Pouvez-vous me détailler votre calcul concluant à 222 millions d’écoutes sur Spotify nécessaires pour financer la production d’un album ?
Même si ça fluctue en fonction des pays, un producteur reçoit en moyenne pour chaque Stream 0,00018 € par Spotify. Ceci en formule gratuite, c’est plus élevé pour la formule abonnement.
Si on considère qu’il faut investir 20 000 € en moyenne pour produire et promouvoir un album, ce qui est évidemment un chiffre arbitraire, on peut produire un album à beaucoup moins, mais c’est un chiffre assez réaliste pour un album de qualité, avec des musiciens payés selon la convention collective, un bon mix, la pochette, de la promo, etc.
En considérant que le producteur est en configuration de contrat de licence et reverse 50% des revenus à l’artiste, (cela varie en fonction des contrats), il faut donc générer 40 000 € de revenus bruts pour une part producteur de 20.000 €. Ainsi à la question, « combien faut-il de Stream d’un album pour que le producteur gagne de quoi produire le suivant ? », et sans même intégrer les frais de fonctionnement de la production, ça donne :
40 000 / 0,00018 = 222 222 222 soit 222 millions de streams !
En comparaison, il faut 81 000 titres vendus sur iTunes, soit 6 800 albums vendus, ce qui est beaucoup plus réaliste et ressemble d’ailleurs aux chiffres du physique.
Quelle est votre position sur les services de streaming ? Avez-vous un avis différent en fonction de la plate-forme ?
Au niveau de l’utilisateur c’est quasi-parfait. Pour celui qui consomme peu de musique, quoi de mieux qu’un système gratuit et illimité. Pour le public mélomane, la formule abonnement de Spotify apporte un service technologiquement très poussé, très satisfaisant. Mais c’est au niveau du producteur et de l’artiste que je suis plus circonspect. Ces services ont tellement de qualité qu’on peut penser qu’ils pourraient à terme remplacer la vente de fichiers. Et si c’est le cas, les revenus qu’ils génèrent sont tellement faibles qu’on peut se demander comment financer la production (cf question précédente).
De toutes façons, j’ai beaucoup de mal à croire en les modèles basés sur la gratuité, que ça soit pour la presse, la musique, etc. Assis sur les revenus publicitaires, où le contenu initial, qu’il soit la musique, le film, l’information, peu importe, devient rien de plus qu’un prétexte pour monétiser une audience, je n’aime pas ce biais, je ne le trouve pas très sain.
Croyez-vous que le streaming puisse déboucher sur un modèle économique viable, notamment pour les producteurs indépendants ?

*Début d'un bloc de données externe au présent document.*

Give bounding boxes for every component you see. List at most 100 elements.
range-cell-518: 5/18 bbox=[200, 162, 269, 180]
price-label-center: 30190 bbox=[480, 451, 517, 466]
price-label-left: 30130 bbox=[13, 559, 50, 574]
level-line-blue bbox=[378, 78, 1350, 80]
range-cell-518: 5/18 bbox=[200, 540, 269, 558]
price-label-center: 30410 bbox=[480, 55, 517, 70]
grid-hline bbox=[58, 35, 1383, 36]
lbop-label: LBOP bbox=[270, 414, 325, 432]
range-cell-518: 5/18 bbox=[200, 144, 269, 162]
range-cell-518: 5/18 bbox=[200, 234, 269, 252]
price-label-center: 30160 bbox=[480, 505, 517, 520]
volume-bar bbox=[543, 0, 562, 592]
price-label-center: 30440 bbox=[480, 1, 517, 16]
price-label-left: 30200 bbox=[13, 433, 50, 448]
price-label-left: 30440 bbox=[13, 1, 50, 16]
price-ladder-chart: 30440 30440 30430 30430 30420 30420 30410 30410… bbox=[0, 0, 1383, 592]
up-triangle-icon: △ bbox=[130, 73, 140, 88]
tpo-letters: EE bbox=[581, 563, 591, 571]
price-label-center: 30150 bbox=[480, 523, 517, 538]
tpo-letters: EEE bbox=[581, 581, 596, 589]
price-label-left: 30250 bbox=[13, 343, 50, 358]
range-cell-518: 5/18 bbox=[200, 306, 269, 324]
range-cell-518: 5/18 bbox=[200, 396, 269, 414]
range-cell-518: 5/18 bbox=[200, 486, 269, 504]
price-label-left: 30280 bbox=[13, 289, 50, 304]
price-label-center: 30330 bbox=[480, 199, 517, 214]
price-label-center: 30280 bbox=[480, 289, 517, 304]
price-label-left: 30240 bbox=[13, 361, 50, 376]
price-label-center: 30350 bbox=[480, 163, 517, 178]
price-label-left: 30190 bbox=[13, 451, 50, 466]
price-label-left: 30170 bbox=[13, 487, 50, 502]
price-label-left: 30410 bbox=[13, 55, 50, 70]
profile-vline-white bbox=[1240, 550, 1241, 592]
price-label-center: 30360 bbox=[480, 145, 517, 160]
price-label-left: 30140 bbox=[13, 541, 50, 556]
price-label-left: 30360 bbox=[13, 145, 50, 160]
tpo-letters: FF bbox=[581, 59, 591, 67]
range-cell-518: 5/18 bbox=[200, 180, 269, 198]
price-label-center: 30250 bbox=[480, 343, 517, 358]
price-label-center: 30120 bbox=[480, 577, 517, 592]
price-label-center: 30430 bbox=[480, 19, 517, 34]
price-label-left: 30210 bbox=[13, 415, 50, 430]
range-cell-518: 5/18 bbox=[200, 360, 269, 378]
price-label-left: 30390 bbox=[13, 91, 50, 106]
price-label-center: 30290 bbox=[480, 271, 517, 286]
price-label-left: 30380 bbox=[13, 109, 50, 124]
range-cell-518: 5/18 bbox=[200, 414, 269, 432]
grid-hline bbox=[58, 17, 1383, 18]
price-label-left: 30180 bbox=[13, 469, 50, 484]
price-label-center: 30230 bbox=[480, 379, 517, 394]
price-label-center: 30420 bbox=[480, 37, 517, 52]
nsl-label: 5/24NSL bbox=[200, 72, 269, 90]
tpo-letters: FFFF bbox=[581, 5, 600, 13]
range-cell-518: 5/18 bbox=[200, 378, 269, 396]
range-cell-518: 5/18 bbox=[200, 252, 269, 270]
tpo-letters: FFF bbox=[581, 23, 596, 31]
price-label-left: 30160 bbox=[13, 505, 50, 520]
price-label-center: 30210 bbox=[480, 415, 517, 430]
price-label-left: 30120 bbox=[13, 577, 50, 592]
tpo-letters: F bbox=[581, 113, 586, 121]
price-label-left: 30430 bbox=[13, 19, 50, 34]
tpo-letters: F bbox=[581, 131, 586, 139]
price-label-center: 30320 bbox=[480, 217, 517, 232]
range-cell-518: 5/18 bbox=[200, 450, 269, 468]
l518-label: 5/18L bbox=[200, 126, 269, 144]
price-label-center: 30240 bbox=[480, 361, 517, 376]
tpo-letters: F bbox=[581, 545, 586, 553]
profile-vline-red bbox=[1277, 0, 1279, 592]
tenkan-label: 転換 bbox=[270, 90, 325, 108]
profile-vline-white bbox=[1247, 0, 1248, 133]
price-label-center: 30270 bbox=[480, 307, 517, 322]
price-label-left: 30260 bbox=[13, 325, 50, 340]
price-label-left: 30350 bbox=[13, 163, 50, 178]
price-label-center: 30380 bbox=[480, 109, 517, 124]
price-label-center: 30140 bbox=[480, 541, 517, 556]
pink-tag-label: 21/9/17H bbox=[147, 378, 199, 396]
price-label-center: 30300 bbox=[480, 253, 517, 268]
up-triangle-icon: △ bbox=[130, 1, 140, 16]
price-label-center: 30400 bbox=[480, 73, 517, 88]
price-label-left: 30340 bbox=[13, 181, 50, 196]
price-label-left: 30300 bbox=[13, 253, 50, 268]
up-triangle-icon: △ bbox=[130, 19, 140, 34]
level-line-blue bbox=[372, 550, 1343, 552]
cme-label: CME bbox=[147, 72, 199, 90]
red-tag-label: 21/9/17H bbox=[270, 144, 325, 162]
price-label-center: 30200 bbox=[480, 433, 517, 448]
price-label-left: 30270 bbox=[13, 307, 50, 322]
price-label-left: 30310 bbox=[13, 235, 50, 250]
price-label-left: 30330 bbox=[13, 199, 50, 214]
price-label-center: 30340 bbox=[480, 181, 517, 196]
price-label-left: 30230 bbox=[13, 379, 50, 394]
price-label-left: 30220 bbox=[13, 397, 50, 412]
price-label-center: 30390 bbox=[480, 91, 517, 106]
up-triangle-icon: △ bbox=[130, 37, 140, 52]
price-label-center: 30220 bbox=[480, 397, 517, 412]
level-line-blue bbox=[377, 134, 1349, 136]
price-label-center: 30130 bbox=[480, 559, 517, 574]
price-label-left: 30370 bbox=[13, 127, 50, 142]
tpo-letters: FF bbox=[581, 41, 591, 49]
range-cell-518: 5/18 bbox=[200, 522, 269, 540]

Je suis sceptique. Mais pourquoi pas. Il faudrait trois choses, que les abonnements décollent – ce qui suppose que les opérateurs jouent à fond le jeu de la conversion gratuit/abonnement-, que les sommes par stream contractuellement versées aux ayants droit soient fortement revalorisées, et peut-être en plus, que les producteurs indépendants puissent valoriser l’accès à leur catalogue, en dehors du seul prix du stream.
Quel avenir prévoyez-vous pour les labels indépendants ? Quelles solutions préconisez-vous, à l’initiative des labels, mais aussi sociétales et législatives ?
Je suis favorable à une redevance culturelle, payée par les fournisseurs d’accès, ceux qui détiennent et exploitent les tuyaux et gagnent beaucoup d’argent depuis 15 ans grâce à la musique.
Pas forcément une licence légale, en tout cas ça ne remplacerait pas le paiement d’un fichier via iTunes ou l’abonnement à Spotify, mais ça serait une contribution supplémentaire à la création, un peu comme la taxe sur la photocopie. Ça pourrait être transitoire d’ailleurs, le temps que les producteurs retrouvent un peu d’oxygène.
Comment les artistes “no-formatés” pourront trouver leur public si les labels indépendants disparaissent ?
Difficilement, en faisant tout eux-mêmes, sans vrai entourage professionnel, en cherchant à construire un public à la force du poignet, ça peut toujours marcher pour quelques-uns, mais ça ressemble un peu à une régression.